逮捕前の胡佳氏(Getty Images)

監禁中の中国人権活動家、欧州議会のサハロフ人権賞を受賞

 【大紀元日本10月25日】EU欧州議会は10月23日午前、監禁中の中国人権活動家・胡佳氏(35)にサハロフ人権賞を授与した。

 ペテリング議長は本会議で授賞の理由について、胡佳氏の中国における人権と自由を求める活動を高く評価した。

 胡佳氏はこれまでに、血液売買による大規模な集団エイズ感染の被害者を支援し、インターネットで中国での環境保護と人権問題の改善などを絶えず訴えてきた。去年年末、中国当局に逮捕され、「国家政権転覆」の罪で、今年4月に懲役3年6月の実刑判決を受け、いまは監禁中。その妻と生まれて間もない娘は自宅軟禁中。72歳の母親によると、胡佳氏は毎日7時間の強制労働をし、寝床は共同トイレのそばにあるという。

 授賞直前に、ドイツの緑党の議員は10月22日の記者会見で、駐ブリュッセルの中国大使館は欧州議会の議員たちに圧力をかけ、胡佳氏に授賞しないよう求めたことを明らかにした。

 中国外交部の報道官・秦剛氏は、「この賞を犯罪者に与えるとは、中国の法律主権を干渉することに等しい」と非難した。これに対して、EU連合ドイツのヘルガ・ツルエペル議員は取材で、「胡佳氏にこの賞を与えるとは、中国の人権活動家を激励すると共に、EU連合は中国共産党の圧力に屈さないことをはっきりと示すためである」と強調した。

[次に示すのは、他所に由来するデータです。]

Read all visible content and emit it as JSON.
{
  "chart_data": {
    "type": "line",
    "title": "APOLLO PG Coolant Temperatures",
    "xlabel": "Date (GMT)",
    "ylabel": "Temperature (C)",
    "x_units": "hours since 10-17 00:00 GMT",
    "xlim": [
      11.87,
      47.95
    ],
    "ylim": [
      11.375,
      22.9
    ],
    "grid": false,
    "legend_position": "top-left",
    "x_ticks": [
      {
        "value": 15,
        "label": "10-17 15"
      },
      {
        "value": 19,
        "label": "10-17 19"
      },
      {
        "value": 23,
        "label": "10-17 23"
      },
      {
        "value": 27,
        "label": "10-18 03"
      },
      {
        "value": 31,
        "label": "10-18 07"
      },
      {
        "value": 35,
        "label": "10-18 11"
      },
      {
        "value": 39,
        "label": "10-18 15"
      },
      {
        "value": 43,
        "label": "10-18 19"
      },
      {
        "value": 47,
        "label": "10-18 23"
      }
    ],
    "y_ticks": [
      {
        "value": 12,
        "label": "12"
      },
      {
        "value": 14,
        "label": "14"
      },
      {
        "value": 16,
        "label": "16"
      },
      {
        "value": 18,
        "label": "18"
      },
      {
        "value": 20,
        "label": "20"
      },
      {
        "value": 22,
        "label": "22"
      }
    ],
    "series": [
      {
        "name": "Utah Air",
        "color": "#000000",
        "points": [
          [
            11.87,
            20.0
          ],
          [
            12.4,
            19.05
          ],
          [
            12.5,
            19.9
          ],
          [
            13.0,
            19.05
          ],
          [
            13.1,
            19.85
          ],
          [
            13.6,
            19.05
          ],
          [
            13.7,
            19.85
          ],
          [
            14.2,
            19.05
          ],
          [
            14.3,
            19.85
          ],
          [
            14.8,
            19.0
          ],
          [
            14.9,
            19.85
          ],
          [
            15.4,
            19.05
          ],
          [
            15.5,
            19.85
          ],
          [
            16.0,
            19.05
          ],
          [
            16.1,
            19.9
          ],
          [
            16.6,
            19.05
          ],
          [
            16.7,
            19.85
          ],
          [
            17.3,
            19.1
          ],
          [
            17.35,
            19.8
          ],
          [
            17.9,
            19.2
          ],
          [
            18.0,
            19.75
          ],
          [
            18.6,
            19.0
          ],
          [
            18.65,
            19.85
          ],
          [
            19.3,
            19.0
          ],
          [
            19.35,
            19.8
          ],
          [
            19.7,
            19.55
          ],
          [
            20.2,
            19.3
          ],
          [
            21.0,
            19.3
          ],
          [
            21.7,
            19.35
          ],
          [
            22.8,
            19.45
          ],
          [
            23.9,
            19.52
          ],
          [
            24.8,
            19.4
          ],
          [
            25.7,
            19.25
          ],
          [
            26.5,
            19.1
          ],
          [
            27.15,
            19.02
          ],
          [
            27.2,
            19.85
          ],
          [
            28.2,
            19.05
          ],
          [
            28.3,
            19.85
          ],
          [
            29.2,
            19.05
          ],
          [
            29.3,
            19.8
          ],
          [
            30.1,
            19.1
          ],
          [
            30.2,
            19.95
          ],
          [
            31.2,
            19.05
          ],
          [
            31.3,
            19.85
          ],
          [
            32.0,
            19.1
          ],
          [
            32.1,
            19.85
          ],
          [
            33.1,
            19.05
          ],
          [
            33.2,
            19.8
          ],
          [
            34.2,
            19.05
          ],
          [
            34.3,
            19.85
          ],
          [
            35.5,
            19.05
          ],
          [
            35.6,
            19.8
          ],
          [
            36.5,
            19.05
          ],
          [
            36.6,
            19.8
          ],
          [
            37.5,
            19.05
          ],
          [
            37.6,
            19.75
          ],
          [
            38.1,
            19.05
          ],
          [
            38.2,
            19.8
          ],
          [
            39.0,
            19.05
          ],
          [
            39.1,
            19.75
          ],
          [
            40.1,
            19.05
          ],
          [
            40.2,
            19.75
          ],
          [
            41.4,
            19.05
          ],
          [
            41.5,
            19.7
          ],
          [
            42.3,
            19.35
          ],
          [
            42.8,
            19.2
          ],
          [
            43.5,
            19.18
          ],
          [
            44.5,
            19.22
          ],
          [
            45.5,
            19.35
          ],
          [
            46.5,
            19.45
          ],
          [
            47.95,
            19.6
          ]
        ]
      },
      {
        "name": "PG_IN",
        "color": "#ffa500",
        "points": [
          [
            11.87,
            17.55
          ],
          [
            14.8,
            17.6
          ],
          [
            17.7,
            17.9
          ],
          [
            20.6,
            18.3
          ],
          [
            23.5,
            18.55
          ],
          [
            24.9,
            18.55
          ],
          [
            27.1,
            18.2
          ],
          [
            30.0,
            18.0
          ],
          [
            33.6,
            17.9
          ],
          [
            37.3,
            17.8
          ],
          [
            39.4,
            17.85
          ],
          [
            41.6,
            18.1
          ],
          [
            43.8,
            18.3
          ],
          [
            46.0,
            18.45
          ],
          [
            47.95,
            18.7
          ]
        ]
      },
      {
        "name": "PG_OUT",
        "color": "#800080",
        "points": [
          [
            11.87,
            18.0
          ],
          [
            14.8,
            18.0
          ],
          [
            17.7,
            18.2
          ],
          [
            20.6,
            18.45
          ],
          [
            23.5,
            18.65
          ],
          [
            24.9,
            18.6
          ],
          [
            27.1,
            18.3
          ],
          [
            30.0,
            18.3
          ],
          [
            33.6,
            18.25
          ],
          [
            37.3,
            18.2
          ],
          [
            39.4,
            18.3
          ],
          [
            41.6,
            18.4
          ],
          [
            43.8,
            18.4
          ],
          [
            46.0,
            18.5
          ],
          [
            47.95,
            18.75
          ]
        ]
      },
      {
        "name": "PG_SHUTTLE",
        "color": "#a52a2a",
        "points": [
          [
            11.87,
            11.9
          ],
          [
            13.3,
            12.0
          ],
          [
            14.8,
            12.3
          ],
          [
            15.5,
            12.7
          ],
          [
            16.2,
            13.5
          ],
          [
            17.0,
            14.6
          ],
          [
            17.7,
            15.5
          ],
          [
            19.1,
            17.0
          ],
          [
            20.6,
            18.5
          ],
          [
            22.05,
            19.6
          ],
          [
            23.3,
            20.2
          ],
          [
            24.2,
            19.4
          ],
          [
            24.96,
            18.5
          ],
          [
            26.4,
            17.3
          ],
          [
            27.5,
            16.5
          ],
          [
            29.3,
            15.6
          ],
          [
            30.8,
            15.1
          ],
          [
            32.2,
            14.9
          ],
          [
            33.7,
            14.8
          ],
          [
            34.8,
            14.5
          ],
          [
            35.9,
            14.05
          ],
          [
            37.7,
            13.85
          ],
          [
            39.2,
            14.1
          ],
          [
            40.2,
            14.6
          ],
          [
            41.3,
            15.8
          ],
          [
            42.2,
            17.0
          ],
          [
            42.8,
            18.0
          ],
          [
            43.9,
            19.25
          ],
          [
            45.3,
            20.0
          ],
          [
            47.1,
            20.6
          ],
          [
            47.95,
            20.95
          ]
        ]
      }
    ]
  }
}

 サハロフ賞は人権や言論の自由の擁護に貢献した人物や組織を表彰するもので、人権活動家としてノーベル平和賞を受賞した旧ソ連の核物理学者に因み、88年に欧州議会が創設した。賞金は約5万ユーロ(約580万円)。サハロフ賞を受賞した中国人は胡佳氏が2人目で、1996年には当時監禁中の中国人権活動家・魏京生氏に授与された。